Rauf Denktaş Makaleleri-Gençlerle Hasbihal

KÜLTEGİN

Genel Koordinatör
Katılım
18 Şub 2008
Mesajlar
1,731
Tepkime puanı
1
Puanları
0
Konum
Tanrı Dağlarında
Dört Üniversite öğrencisi genç ziyaretime gelerek “Son gelişmelerle ilgili” röportaj yapmak istediler. Dördü de Kıbrıs doğumlu, Güney’den göç etmiş ailelerin çocukları. Birinin dedesi şehit. Sordukları sorulardan Kıbrıs meselesinin inceliklerini pek bilmediklerini anladım. Sorularını da yönlendirerek kapsamlı cevaplar verdim. Sonra ben onlara sorular sormaya başladım. Akritas Planı’nı okumamışlar. Megali İdea nedir bilmiyorlar. 1931’de Rumların Enosis isyanından haberleri yok. Osmanlı bu Türk adasını niye İngiliz’e vermişti. 1571’de Osmanlı Kıbrıs’ı almak için niye 70 bin evlâdını feda etmişti?
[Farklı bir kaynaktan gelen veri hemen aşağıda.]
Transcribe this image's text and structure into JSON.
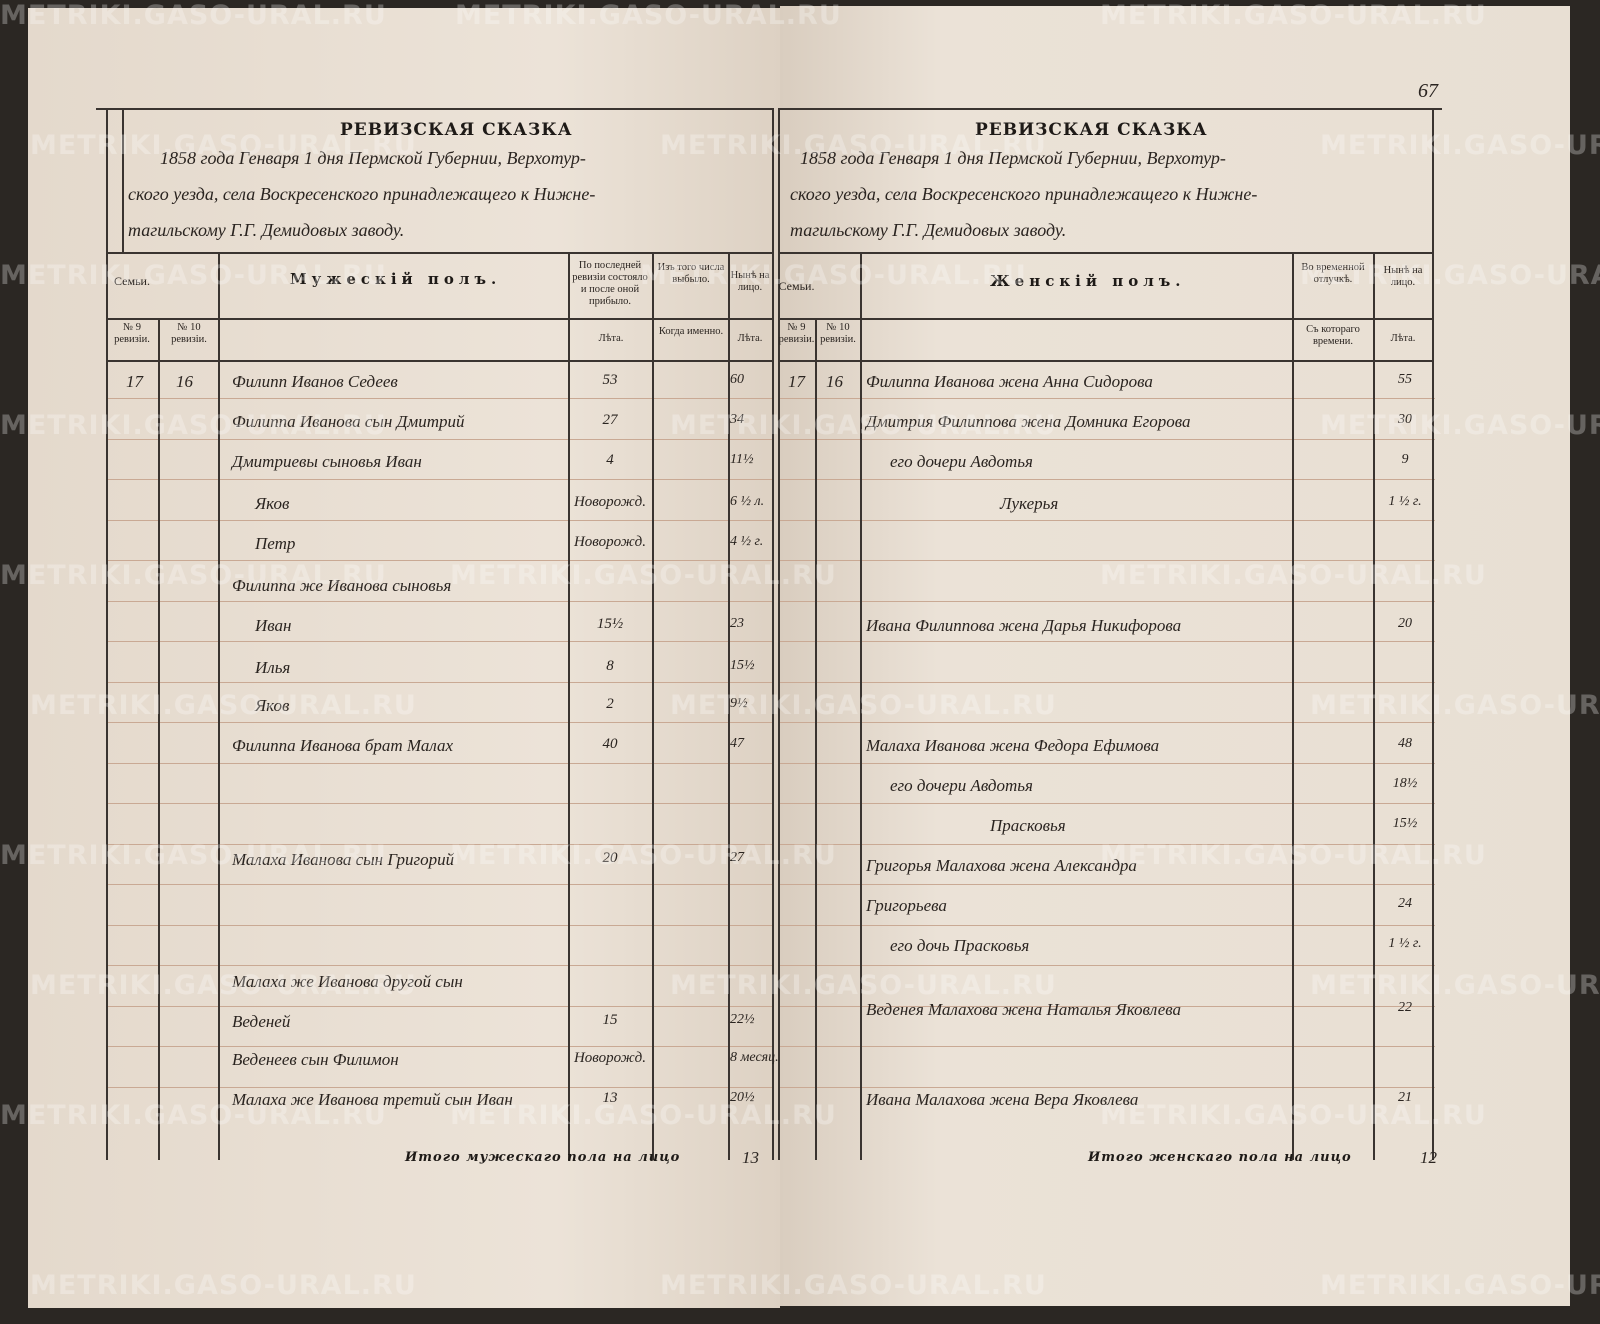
{
  "page_number": "67",
  "watermark": "METRIKI.GASO-URAL.RU",
  "left": {
    "title": "РЕВИЗСКАЯ СКАЗКА",
    "heading_lines": [
      "1858 года Генваря 1 дня Пермской Губернии, Верхотур-",
      "ского уезда, села Воскресенского принадлежащего к Нижне-",
      "тагильскому Г.Г. Демидовых заводу."
    ],
    "col_families": "Семьи.",
    "col_sex": "Мужескій полъ.",
    "col_last_revision": "По последней ревизіи состояло и после оной прибыло.",
    "col_left": "Изъ того числа выбыло.",
    "col_now": "Нынѣ на лицо.",
    "sub_rev9": "№ 9 ревизіи.",
    "sub_rev10": "№ 10 ревизіи.",
    "sub_years": "Лѣта.",
    "sub_when": "Когда именно.",
    "sub_years2": "Лѣта.",
    "rows": [
      {
        "n9": "17",
        "n10": "16",
        "name": "Филипп Иванов Седеев",
        "prev": "53",
        "left": "",
        "now": "60"
      },
      {
        "n9": "",
        "n10": "",
        "name": "Филиппа Иванова сын Дмитрий",
        "prev": "27",
        "left": "",
        "now": "34"
      },
      {
        "n9": "",
        "n10": "",
        "name": "Дмитриевы сыновья Иван",
        "prev": "4",
        "left": "",
        "now": "11½"
      },
      {
        "n9": "",
        "n10": "",
        "name": "Яков",
        "prev": "Новорожд.",
        "left": "",
        "now": "6 ½ л."
      },
      {
        "n9": "",
        "n10": "",
        "name": "Петр",
        "prev": "Новорожд.",
        "left": "",
        "now": "4 ½ г."
      },
      {
        "n9": "",
        "n10": "",
        "name": "Филиппа же Иванова сыновья",
        "prev": "",
        "left": "",
        "now": ""
      },
      {
        "n9": "",
        "n10": "",
        "name": "Иван",
        "prev": "15½",
        "left": "",
        "now": "23"
      },
      {
        "n9": "",
        "n10": "",
        "name": "Илья",
        "prev": "8",
        "left": "",
        "now": "15½"
      },
      {
        "n9": "",
        "n10": "",
        "name": "Яков",
        "prev": "2",
        "left": "",
        "now": "9½"
      },
      {
        "n9": "",
        "n10": "",
        "name": "Филиппа Иванова брат Малах",
        "prev": "40",
        "left": "",
        "now": "47"
      },
      {
        "n9": "",
        "n10": "",
        "name": "Малаха Иванова сын Григорий",
        "prev": "20",
        "left": "",
        "now": "27"
      },
      {
        "n9": "",
        "n10": "",
        "name": "Малаха же Иванова другой сын",
        "prev": "",
        "left": "",
        "now": ""
      },
      {
        "n9": "",
        "n10": "",
        "name": "Веденей",
        "prev": "15",
        "left": "",
        "now": "22½"
      },
      {
        "n9": "",
        "n10": "",
        "name": "Веденеев сын Филимон",
        "prev": "Новорожд.",
        "left": "",
        "now": "8 месяц."
      },
      {
        "n9": "",
        "n10": "",
        "name": "Малаха же Иванова третий сын Иван",
        "prev": "13",
        "left": "",
        "now": "20½"
      }
    ],
    "total_label": "Итого мужескаго пола на лицо",
    "total_value": "13"
  },
  "right": {
    "title": "РЕВИЗСКАЯ СКАЗКА",
    "heading_lines": [
      "1858 года Генваря 1 дня Пермской Губернии, Верхотур-",
      "ского уезда, села Воскресенского принадлежащего к Нижне-",
      "тагильскому Г.Г. Демидовых заводу."
    ],
    "col_families": "Семьи.",
    "col_sex": "Женскій полъ.",
    "col_absence": "Во временной отлучкѣ.",
    "col_now": "Нынѣ на лицо.",
    "sub_rev9": "№ 9 ревизіи.",
    "sub_rev10": "№ 10 ревизіи.",
    "sub_since": "Съ котораго времени.",
    "sub_years": "Лѣта.",
    "rows": [
      {
        "n9": "17",
        "n10": "16",
        "name": "Филиппа Иванова жена Анна Сидорова",
        "absence": "",
        "now": "55"
      },
      {
        "n9": "",
        "n10": "",
        "name": "Дмитрия Филиппова жена Домника Егорова",
        "absence": "",
        "now": "30"
      },
      {
        "n9": "",
        "n10": "",
        "name": "его дочери Авдотья",
        "absence": "",
        "now": "9"
      },
      {
        "n9": "",
        "n10": "",
        "name": "Лукерья",
        "absence": "",
        "now": "1 ½ г."
      },
      {
        "n9": "",
        "n10": "",
        "name": "Ивана Филиппова жена Дарья Никифорова",
        "absence": "",
        "now": "20"
      },
      {
        "n9": "",
        "n10": "",
        "name": "Малаха Иванова жена Федора Ефимова",
        "absence": "",
        "now": "48"
      },
      {
        "n9": "",
        "n10": "",
        "name": "его дочери Авдотья",
        "absence": "",
        "now": "18½"
      },
      {
        "n9": "",
        "n10": "",
        "name": "Прасковья",
        "absence": "",
        "now": "15½"
      },
      {
        "n9": "",
        "n10": "",
        "name": "Григорья Малахова жена Александра",
        "absence": "",
        "now": ""
      },
      {
        "n9": "",
        "n10": "",
        "name": "Григорьева",
        "absence": "",
        "now": "24"
      },
      {
        "n9": "",
        "n10": "",
        "name": "его дочь Прасковья",
        "absence": "",
        "now": "1 ½ г."
      },
      {
        "n9": "",
        "n10": "",
        "name": "Веденея Малахова жена Наталья Яковлева",
        "absence": "",
        "now": "22"
      },
      {
        "n9": "",
        "n10": "",
        "name": "Ивана Малахова жена Вера Яковлева",
        "absence": "",
        "now": "21"
      }
    ],
    "total_label": "Итого женскаго пола на лицо",
    "total_value": "12"
  }
}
Bir tanesi ilk okulda kendilerine “Kıbrıs meselesi her iki taraftaki faşistlerin kavgasından ibarettir; Onlar bizi, biz de onları öldürdük” diyen bir öğretmenle Enosis’i anlatmaya çalışan bir diğer öğretmen arasında bu nedenle kavga çıktığını söyledi. Peki, şimdi neye inanıyordu? Bu soruma cevabı ilginç oldu:
“Kapılar açılıncaya kadar bize faşist bir idarede (Denktaş’ın hapishanesinde) yaşadığımız söyleniyordu. Türkiye ile Yunanistan karışmasa Kıbrıs’ta Türklerle Rumlar arasında bir kavga olmadığına inandırılmıştık. Evde dayım başka şeyler söylüyordu ama biz öğretmenlerimize ve gençlik faaliyeti diye katıldığımız etkinliklerde işittiklerimize inanıyorduk. Bize göre siz ve Türkiye baş suçlulardınız. Sizi tedhiş lideri olarak takdim ediyorlardı. Kıbrıs Türkünü değil Türkiye’yi savunan bir kişiydiniz. Siz gitmedikçe kapılar açılmayacak, bu hapishaneden kurtulamayacaktık. Kapılar açıldı. Annem köyüne gidip evini, bağını görmek istedi. Gittik. Ev yoktu. Yerine bir kahvehane yapılmıştı. Bağ sökülmüştü. Eski komşulardan yaşlılar ölmüştü, gençler bize fena fena bakıyorlardı. Köy muhtarı bir kahve ısmarlamak istedi. Annem perişan olmuştu. Reddettik ve geri geldik.”
Bir diğerinin hikâyesi de buna benzerdi. Ondan da Ay Napa denilen batakhanede başına gelenleri dinledim. “İki üç kez o tarafa geçtikten sonra, istenmediğimizi anladım, iyi ki bir devletimiz var. Sınırı geçince insan derin bir oh çekiyor” diyen bu genç de Kıbrıs meselesi bir halledilse her şeyin cennet olacağına inandırılmış bu nedenle Referandumda “EVET” oyları için gece gündüz çalışmış. Para da almışsınız dedim. “Ben almadım ancak alan arkadaşlarım vardı” dedi. \caps A\caps0 merikan Büyükelçisi ile buluşmalarını, o buluşmalarda yapılan vaadleri dile getiren genç “gerçekte Rumların da EVET diyeceklerine ve siz engellemezseniz 1 Mayıs’ta AB’ye girmiş olacağımıza inanmıştık ve size çok kızıyorduk” dedi.
Federasyonla Konfederasyon arasındaki farkı anlattım. 1960 Cumhuriyetinin üniter bir devlet olmadığını, fonksiyonel federatif bir devlet olduğunu, garantilerin neyi garantilediğini, Türk-Yunan dengesinin ne olduğunu bilmiyorlardı.
Televizyonlarda Kıbrıs meselesi tartışılmaktadır. İzliyorlar mı? Gülerek cevap verdiler. İzlemiyorlar. Ya yayınlanan kitaplar? Ders kitaplarına ancak bakabiliyorlar. Gazeteler? Bazen bazılarına bakıyorlar. Pırıl pırıl gençler bunlar. Geleceğin ümitleri. Yine de gelip benimle röportaj yapacak kadar ilgilenmiş olmaları büyük bir ümit!